Large D/G losses?

Question

Large D/G losses?

christopher-beckham opened this issue 6 years ago · comments

Christopher Beckham, PhD commented 6 years ago

Hi,

I'm using recently-released PyTorch 0.4 (not sure if that's causing the funky numbers I'm getting), but I'm getting the following (with python main.py --model resnet --loss wasserstein):

disc loss tensor(-0.2347, device='cuda:0') gen loss tensor(-0.6066, device='cuda:0')
disc loss tensor(-120.7743, device='cuda:0') gen loss tensor(-1614.5465, device='cuda:0')
disc loss tensor(-121.0873, device='cuda:0') gen loss tensor(-1225.4401, device='cuda:0')
disc loss tensor(-56.4558, device='cuda:0') gen loss tensor(-2320.5115, device='cuda:0')
disc loss tensor(-45.6140, device='cuda:0') gen loss tensor(-2665.3479, device='cuda:0')
disc loss tensor(-46.4297, device='cuda:0') gen loss tensor(-3849.7197, device='cuda:0')
disc loss tensor(-39.8169, device='cuda:0') gen loss tensor(-4879.6089, device='cuda:0')
disc loss tensor(-56.9688, device='cuda:0') gen loss tensor(-5421.9688, device='cuda:0')
disc loss tensor(-3.2100, device='cuda:0') gen loss tensor(-4737.8677, device='cuda:0')
disc loss tensor(-36.7729, device='cuda:0') gen loss tensor(-4344.2520, device='cuda:0')
disc loss tensor(-55.6719, device='cuda:0') gen loss tensor(-6263.5303, device='cuda:0')
disc loss tensor(-62.0518, device='cuda:0') gen loss tensor(-7915.4751, device='cuda:0')
disc loss tensor(-0.5933, device='cuda:0') gen loss tensor(-7315.9282, device='cuda:0')
disc loss tensor(-26.8652, device='cuda:0') gen loss tensor(-10451.8770, device='cuda:0')
disc loss tensor(-48.6777, device='cuda:0') gen loss tensor(-8293.3584, device='cuda:0')

Is this meant to happen?

Thanks!

Daniel Stoller · Answer 1 · Fri May 04 2018 02:15:25 GMT+0800 (China Standard Time)

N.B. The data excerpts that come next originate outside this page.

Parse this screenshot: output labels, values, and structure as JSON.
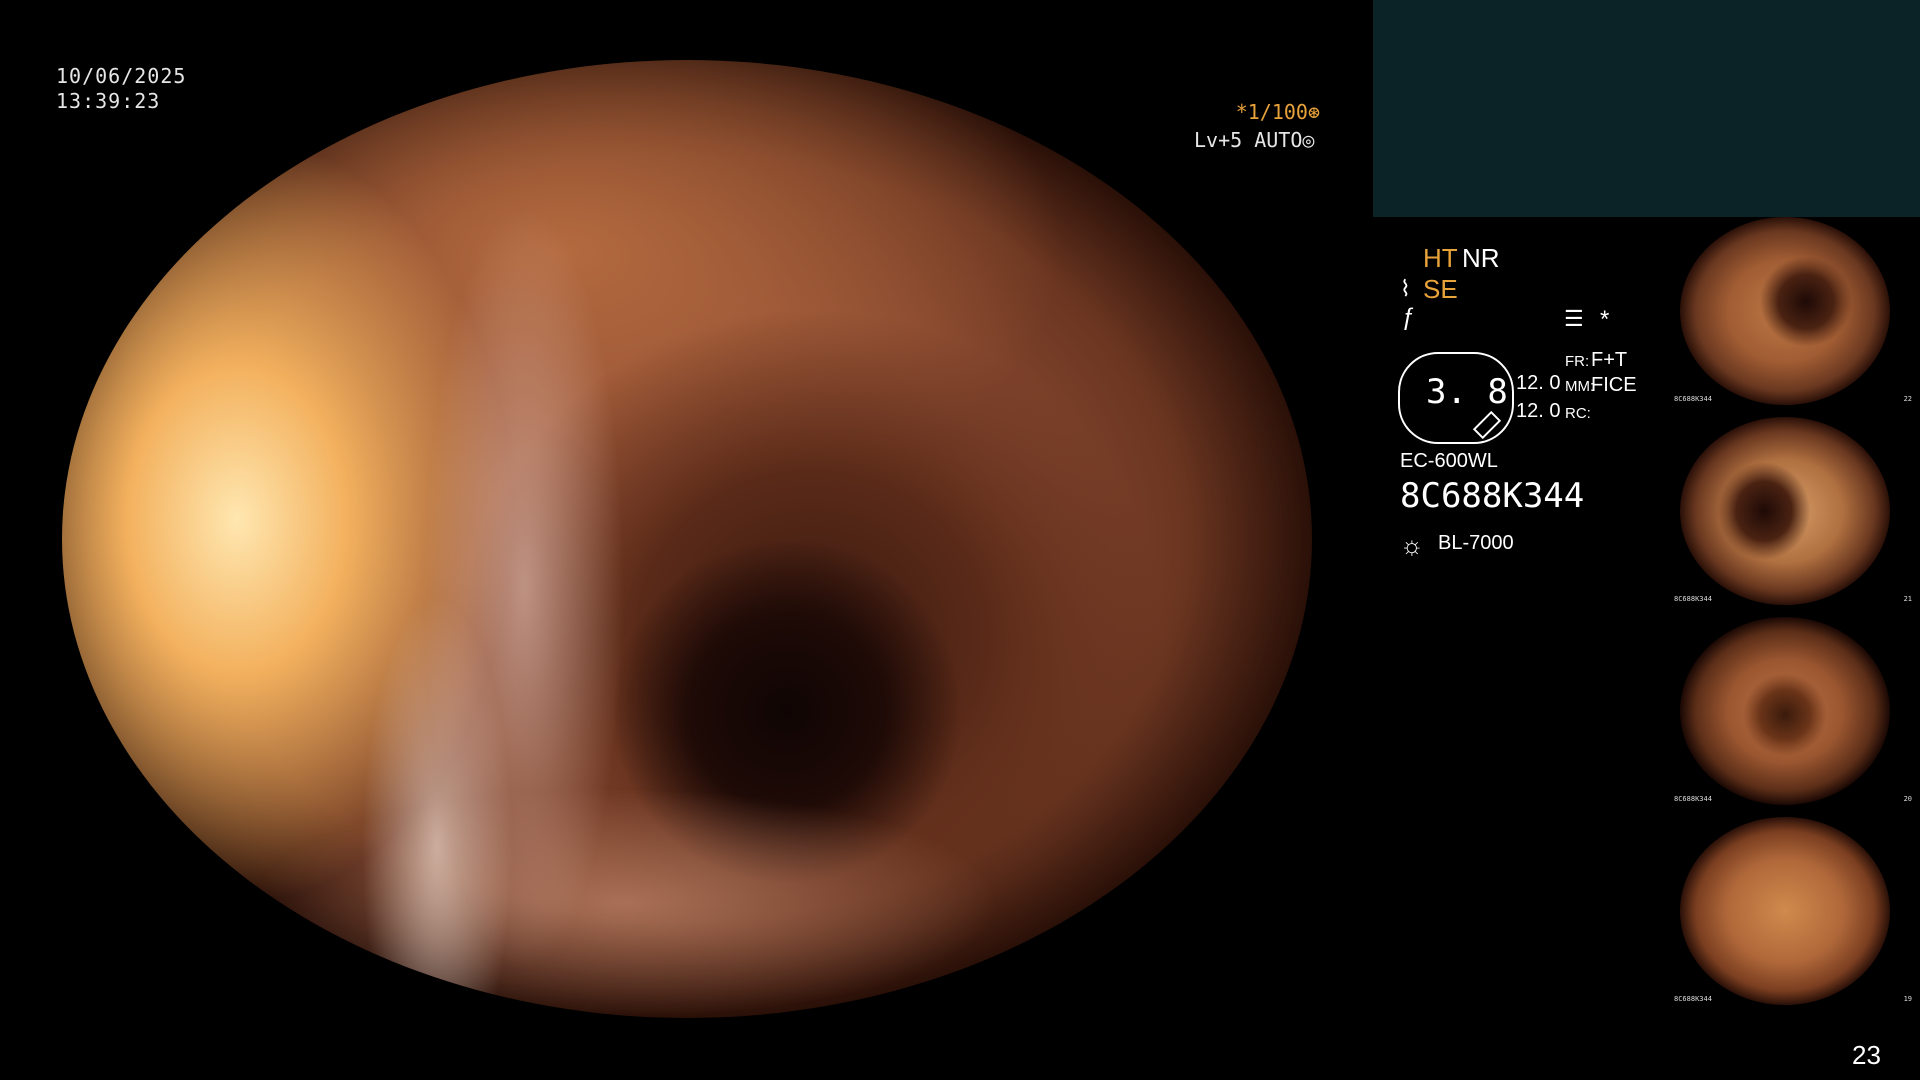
{
  "overlay": {
    "date": "10/06/2025",
    "time": "13:39:23",
    "shutter": "*1/100⊛",
    "level": "Lv+5 AUTO◎"
  },
  "panel": {
    "ht": "HT",
    "nr": "NR",
    "se": "SE",
    "se_icon": "scope-icon",
    "f_icon": "slash-f-icon",
    "menu_icon": "list-icon",
    "star": "*",
    "dial_value": "3. 8",
    "value_1": "12. 0",
    "value_2": "12. 0",
    "fr_label": "FR:",
    "fr_value": "F+T",
    "mm_label": "MM:",
    "mm_value": "FICE",
    "rc_label": "RC:",
    "model": "EC-600WL",
    "serial": "8C688K344",
    "light_icon": "sun-icon",
    "light_source": "BL-7000"
  },
  "thumbnails": [
    {
      "caption": "8C688K344",
      "number": "22"
    },
    {
      "caption": "8C688K344",
      "number": "21"
    },
    {
      "caption": "8C688K344",
      "number": "20"
    },
    {
      "caption": "8C688K344",
      "number": "19"
    }
  ],
  "page_number": "23",
  "colors": {
    "accent": "#e8a23a",
    "panel_top": "#0b2326",
    "background": "#000000"
  }
}
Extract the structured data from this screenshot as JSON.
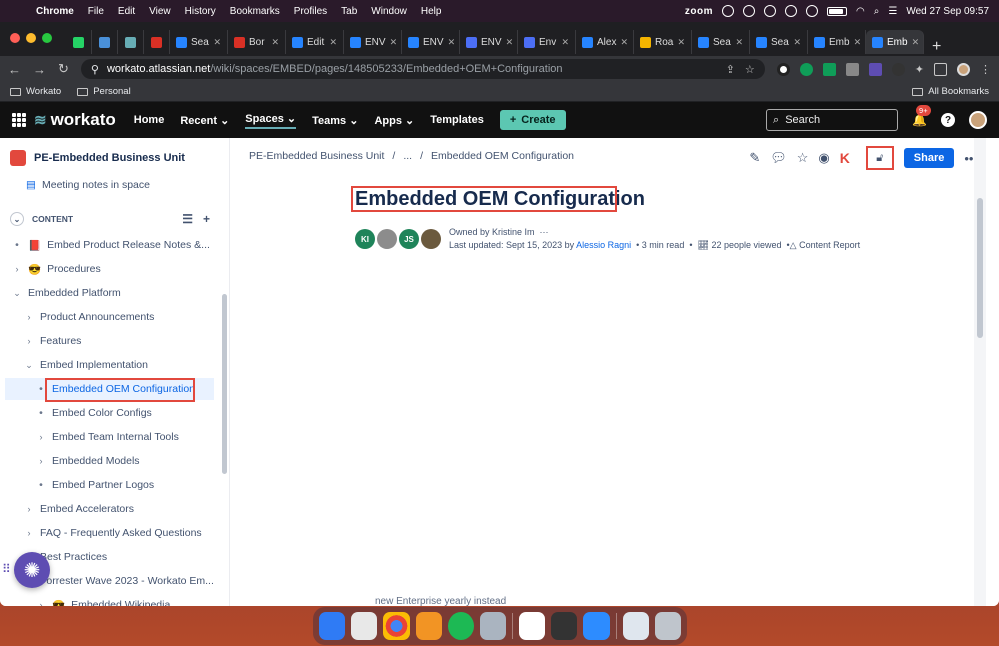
{
  "menubar": {
    "items": [
      "Chrome",
      "File",
      "Edit",
      "View",
      "History",
      "Bookmarks",
      "Profiles",
      "Tab",
      "Window",
      "Help"
    ],
    "zoom": "zoom",
    "clock": "Wed 27 Sep  09:57"
  },
  "tabs": [
    {
      "label": "",
      "color": "#25d366"
    },
    {
      "label": "",
      "color": "#4a90d9"
    },
    {
      "label": "",
      "color": "#67ADB5"
    },
    {
      "label": "",
      "color": "#d93025"
    },
    {
      "label": "Sea",
      "color": "#2684ff"
    },
    {
      "label": "Bor",
      "color": "#d93025"
    },
    {
      "label": "Edit",
      "color": "#2684ff"
    },
    {
      "label": "ENV",
      "color": "#2684ff"
    },
    {
      "label": "ENV",
      "color": "#2684ff"
    },
    {
      "label": "ENV",
      "color": "#4c6ef5"
    },
    {
      "label": "Env",
      "color": "#4c6ef5"
    },
    {
      "label": "Alex",
      "color": "#2684ff"
    },
    {
      "label": "Roa",
      "color": "#f4b400"
    },
    {
      "label": "Sea",
      "color": "#2684ff"
    },
    {
      "label": "Sea",
      "color": "#2684ff"
    },
    {
      "label": "Emb",
      "color": "#2684ff"
    },
    {
      "label": "Emb",
      "color": "#2684ff",
      "active": true
    }
  ],
  "address": {
    "host": "workato.atlassian.net",
    "path": "/wiki/spaces/EMBED/pages/148505233/Embedded+OEM+Configuration"
  },
  "bookmarks": {
    "items": [
      "Workato",
      "Personal"
    ],
    "all": "All Bookmarks"
  },
  "topnav": {
    "logo": "workato",
    "items": [
      "Home",
      "Recent",
      "Spaces",
      "Teams",
      "Apps",
      "Templates"
    ],
    "create": "Create",
    "search_placeholder": "Search",
    "notif_badge": "9+"
  },
  "sidebar": {
    "space_name": "PE-Embedded Business Unit",
    "meeting_notes": "Meeting notes in space",
    "content_label": "CONTENT",
    "tree": [
      {
        "label": "Embed Product Release Notes &...",
        "level": 0,
        "kind": "dot",
        "emoji": "📕"
      },
      {
        "label": "Procedures",
        "level": 0,
        "kind": "chev",
        "emoji": "😎"
      },
      {
        "label": "Embedded Platform",
        "level": 0,
        "kind": "open"
      },
      {
        "label": "Product Announcements",
        "level": 1,
        "kind": "chev"
      },
      {
        "label": "Features",
        "level": 1,
        "kind": "chev"
      },
      {
        "label": "Embed Implementation",
        "level": 1,
        "kind": "open"
      },
      {
        "label": "Embedded OEM Configuration",
        "level": 2,
        "kind": "dot",
        "selected": true
      },
      {
        "label": "Embed Color Configs",
        "level": 2,
        "kind": "dot"
      },
      {
        "label": "Embed Team Internal Tools",
        "level": 2,
        "kind": "chev"
      },
      {
        "label": "Embedded Models",
        "level": 2,
        "kind": "chev"
      },
      {
        "label": "Embed Partner Logos",
        "level": 2,
        "kind": "dot"
      },
      {
        "label": "Embed Accelerators",
        "level": 1,
        "kind": "chev"
      },
      {
        "label": "FAQ - Frequently Asked Questions",
        "level": 1,
        "kind": "chev"
      },
      {
        "label": "Best Practices",
        "level": 1,
        "kind": "chev"
      },
      {
        "label": "Forrester Wave 2023 - Workato Em...",
        "level": 1,
        "kind": "chev"
      },
      {
        "label": "Embedded Wikipedia",
        "level": 2,
        "kind": "chev",
        "emoji": "😎"
      }
    ]
  },
  "page": {
    "breadcrumb": [
      "PE-Embedded Business Unit",
      "/",
      "...",
      "/",
      "Embedded OEM Configuration"
    ],
    "share": "Share",
    "title": "Embedded OEM Configuration",
    "owned_by": "Owned by Kristine Im",
    "owned_more": "···",
    "updated_prefix": "Last updated: Sept 15, 2023 by ",
    "updated_by": "Alessio Ragni",
    "read_time": "3 min read",
    "viewed": "22 people viewed",
    "content_report": "Content Report",
    "avatars": [
      "KI",
      "",
      "JS",
      ""
    ],
    "bottom_fragment": "new Enterprise yearly instead"
  }
}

Can confirm that with a completely different, self-made Tensorflow implementation that the estimated Wasserstein distances get very very large. Also don't really know what is causing it... Normally values are in the range of 0 to 10 or 20, when using WGAN-GP

Christopher Beckham, PhD · Answer 2 · Fri May 04 2018 07:44:44 GMT+0800 (China Standard Time)

Doing it with GP would be counterintuitive though, since the spec norm is meant to be a (computationally cheaper) replacement for it. But thanks for reporting that on your side.

Daniel Stoller · Answer 3 · Fri May 04 2018 20:27:54 GMT+0800 (China Standard Time)

Yes I did not use GP + spectral norm at the same time, rather I used a lot of WGAN-GP, and my experience there was that the estimated Wasserstein distance was usually between 0 to 10 or 20. Then I removed the GP, and replaced it with the spectral normalization, but kept everything else the same (including Wasserstein loss), and now the estimated Wasserstein distances are all over the place, in the millions etc.